The term of the potential drop in the oxide layer, Vox is calculated by Poisson's equation in eq.1. We perform ballistic quantum transport calculations for MFM and MFIM FTJs using the k∙ p Hamiltonian and the self-consistent potential profiles. We solve the numerical 2D Schrödinger equation by cutting the device with the spacing of a =1Å in the transport z direction.
To deal with tunneling through an abrupt heterostructure metal-ferroelectric interface, we supplement the interface matrices using a position-dependent effective mass Hamiltonian . Then, the total flux is calculated by integrating the transfer probability with the weight of the Fermi function in the Landauer–Büttiker formalism [ 24 ].
Tunneling Current and Device Performance of FTJ
- Tunneling Current of MFM-FTJ
- Tunneling Electroresistance of MFM-FTJ
- Tunneling Current of MFIM-FTJ
- Tunneling Electroresistance of MFIM-FTJ
- WKB Approximation
Tunnel electrical resistance (TER) is the difference between ON and OFF states determined by the following definition, TER = IONI-IOFF. 18(a) and (b) are 3D plots of the thickness and polarization change of TER calculated in CIPS FTJ and HZO FTJ. TER of CIPS FTJ increases exponentially and shows TER=111.11 and reaches 2 orders higher than TER=1.24 of HZO FTJ at 4.5 nm thick.
An advantage of the MFIM FTJ is that the thin oxide layer between the ferroelectric and the metal enhances asymmetric scanning effects.

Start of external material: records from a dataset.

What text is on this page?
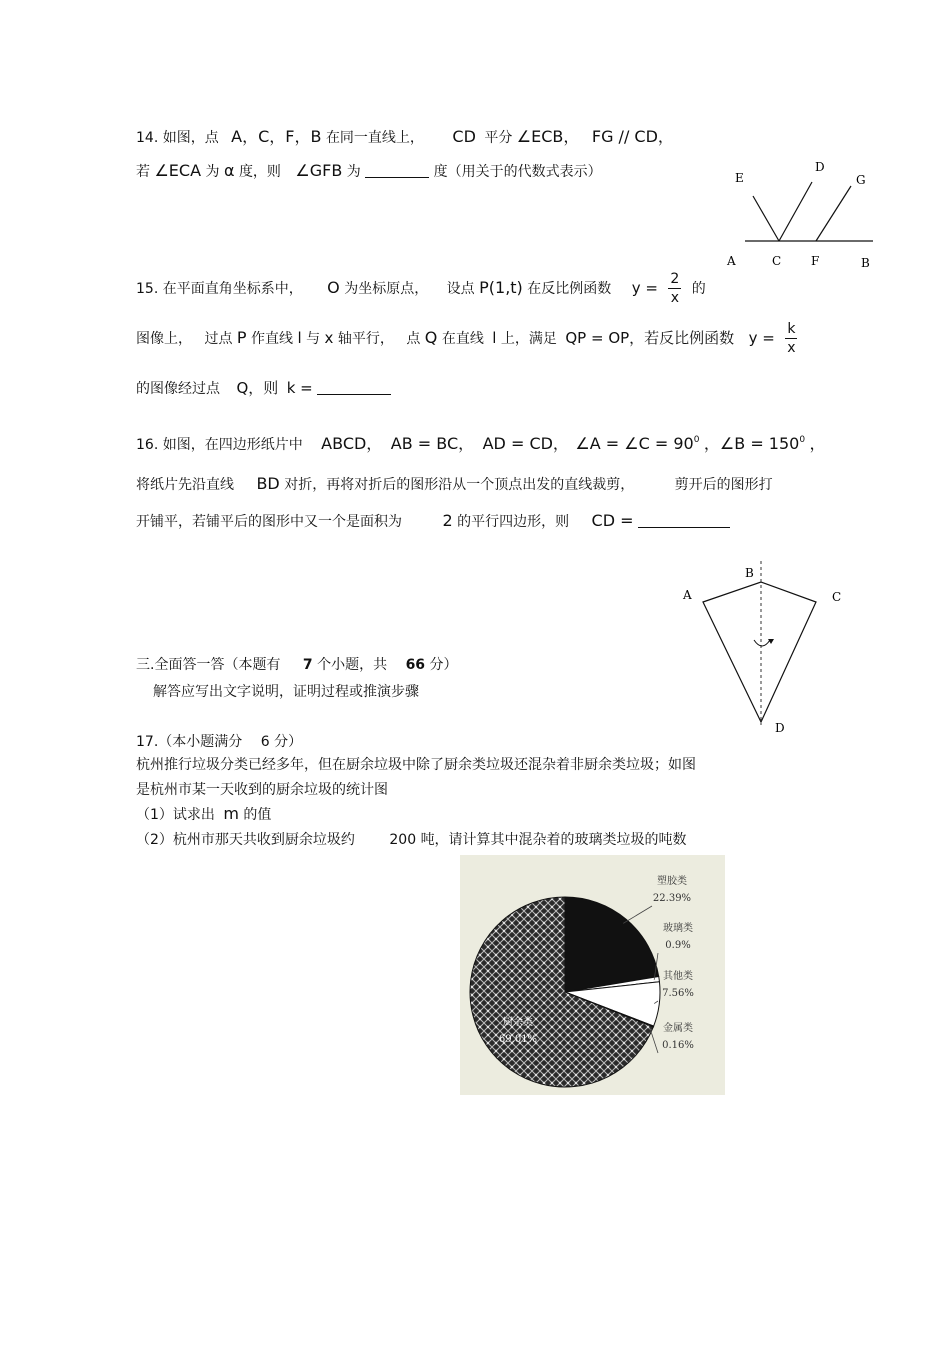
14. 如图，点 A，C，F，B 在同一直线上， CD 平分 ∠ECB， FG // CD，
若 ∠ECA 为 α 度，则 ∠GFB 为	度（用关于的代数式表示）	E
D
G
A	C F	B
15. 在平面直角坐标系中， O 为坐标原点， 设点 P(1,t) 在反比例函数 $y = \frac{2}{x}$ 的
图像上， 过点 P 作直线 l 与 x 轴平行， 点 Q 在直线 l 上，满足 QP = OP，若反比例函数 $y = \frac{k}{x}$
的图像经过点 Q，则 k =
16. 如图，在四边形纸片中 ABCD， AB = BC， AD = CD， ∠A = ∠C = 900 ，∠B = 1500 ，
将纸片先沿直线 BD 对折，再将对折后的图形沿从一个顶点出发的直线裁剪，	剪开后的图形打
开铺平，若铺平后的图形中又一个是面积为	2 的平行四边形，则 CD =
A
B
C
D
三.全面答一答（本题有 7 个小题，共 66 分）
解答应写出文字说明，证明过程或推演步骤
17.（本小题满分 6 分）
杭州推行垃圾分类已经多年，但在厨余垃圾中除了厨余类垃圾还混杂着非厨余类垃圾；如图
是杭州市某一天收到的厨余垃圾的统计图
（1）试求出 m 的值
（2）杭州市那天共收到厨余垃圾约 200 吨，请计算其中混杂着的玻璃类垃圾的吨数
塑胶类
22.39%
玻璃类
0.9%
其他类
7.56%
金属类
0.16%
厨余类
69.01%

All parameters of the ferroelectric layers, Ps and Vc of the ferroelectric layers, are identical with 8 and 20 μC/cm2, 0.14 and 0.1 MV/cm for CIPS and HZO, respectively. Below the dominant forward tunnel current range, a small readout voltage Va = ±0.5 V is applied to the MFIM FTJs.

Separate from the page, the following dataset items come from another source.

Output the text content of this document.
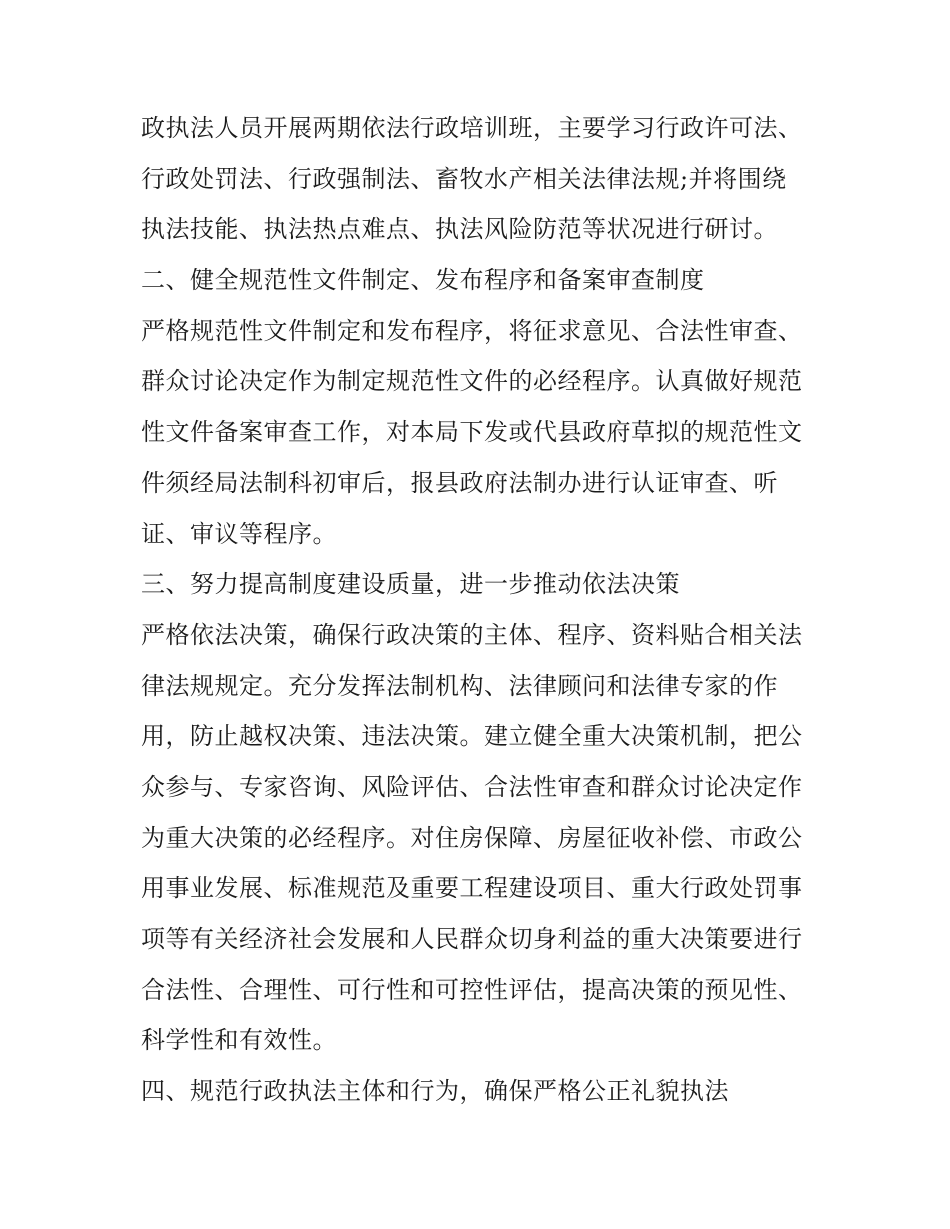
政执法人员开展两期依法行政培训班，主要学习行政许可法、
行政处罚法、行政强制法、畜牧水产相关法律法规;并将围绕
执法技能、执法热点难点、执法风险防范等状况进行研讨。
二、健全规范性文件制定、发布程序和备案审查制度
严格规范性文件制定和发布程序，将征求意见、合法性审查、
群众讨论决定作为制定规范性文件的必经程序。认真做好规范
性文件备案审查工作，对本局下发或代县政府草拟的规范性文
件须经局法制科初审后，报县政府法制办进行认证审查、听
证、审议等程序。
三、努力提高制度建设质量，进一步推动依法决策
严格依法决策，确保行政决策的主体、程序、资料贴合相关法
律法规规定。充分发挥法制机构、法律顾问和法律专家的作
用，防止越权决策、违法决策。建立健全重大决策机制，把公
众参与、专家咨询、风险评估、合法性审查和群众讨论决定作
为重大决策的必经程序。对住房保障、房屋征收补偿、市政公
用事业发展、标准规范及重要工程建设项目、重大行政处罚事
项等有关经济社会发展和人民群众切身利益的重大决策要进行
合法性、合理性、可行性和可控性评估，提高决策的预见性、
科学性和有效性。
四、规范行政执法主体和行为，确保严格公正礼貌执法
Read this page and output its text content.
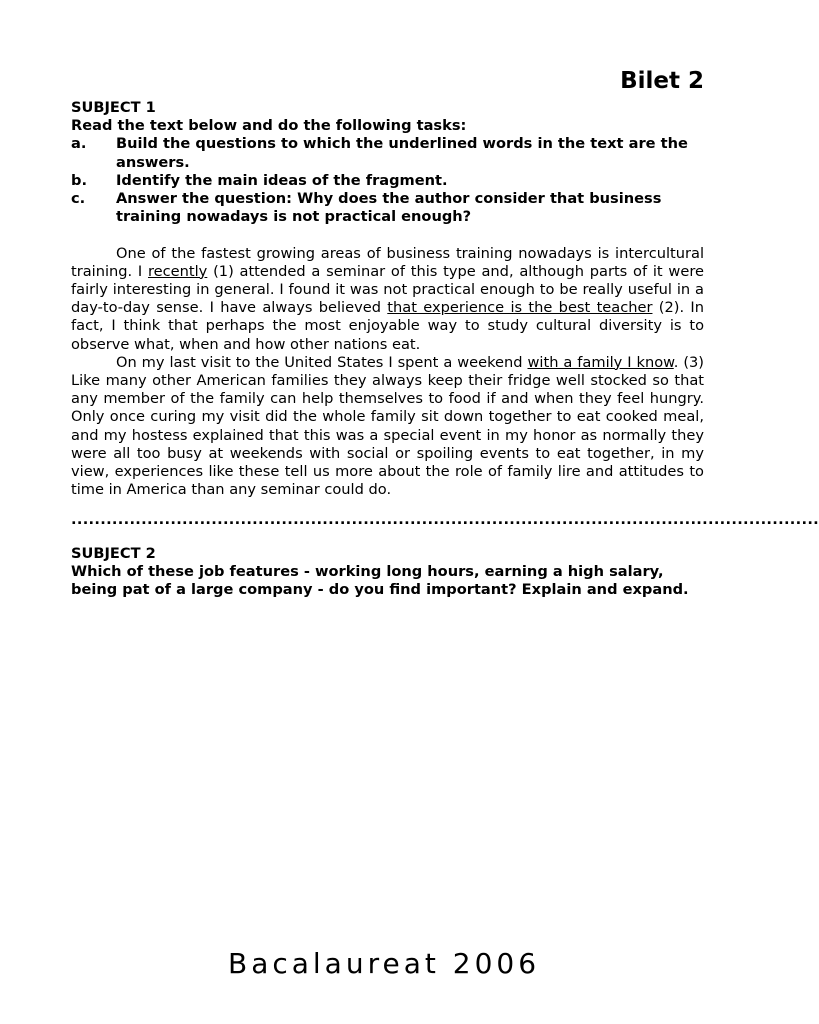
Bilet 2
SUBJECT 1
Read the text below and do the following tasks:
a.	Build the questions to which the underlined words in the text are the answers.
b.	Identify the main ideas of the fragment.
c.	Answer the question: Why does the author consider that business training nowadays is not practical enough?

One of the fastest growing areas of business training nowadays is intercultural training. I recently (1) attended a seminar of this type and, although parts of it were fairly interesting in general. I found it was not practical enough to be really useful in a day-to-day sense. I have always believed that experience is the best teacher (2). In fact, I think that perhaps the most enjoyable way to study cultural diversity is to observe what, when and how other nations eat.

On my last visit to the United States I spent a weekend with a family I know. (3) Like many other American families they always keep their fridge well stocked so that any member of the family can help themselves to food if and when they feel hungry. Only once curing my visit did the whole family sit down together to eat cooked meal, and my hostess explained that this was a special event in my honor as normally they were all too busy at weekends with social or spoiling events to eat together, in my view, experiences like these tell us more about the role of family lire and attitudes to time in America than any seminar could do.

................................................................................................................................
SUBJECT 2
Which of these job features - working long hours, earning a high salary, being pat of a large company - do you find important? Explain and expand.
Bacalaureat 2006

To calculate transport through an additional thin oxide layer, the effective mass of the SiO2 layer in the z-direction refers to the experimentally measured values moxc=0.427m0 and moxv=0.573m0 . Therefore, the depolarization field is effectively increased, and the modulation of the barrier in the ON and OFF states is improved in the MFIM FTJ than in the MFM FTJ. The additional thin oxide layer results in approximately two orders of magnitude lower tunnel current level than in MFM FTJs.
20(a) and (b), the TER values of MFIM FTJ are shown along with the change in thickness and polarization of the ferroelectric layer. In particular, the improved ON and OFF barrier modulation of the ferroelectric layer results in an overall increase in the TER despite the lower tunnel current level. The reason why the TER is higher with CIPS FTJ can be explained by the relatively low potential barrier between metal and CIPS.
Since the electron affinity of CIPS is greater than HZO, the average barrier height 𝑉0 is lower in CIPS FTJ than in HZO FTJ. Therefore, the TER of CIPS FTJ can grow higher and faster with increasing thickness and polarization, as shown in Fig.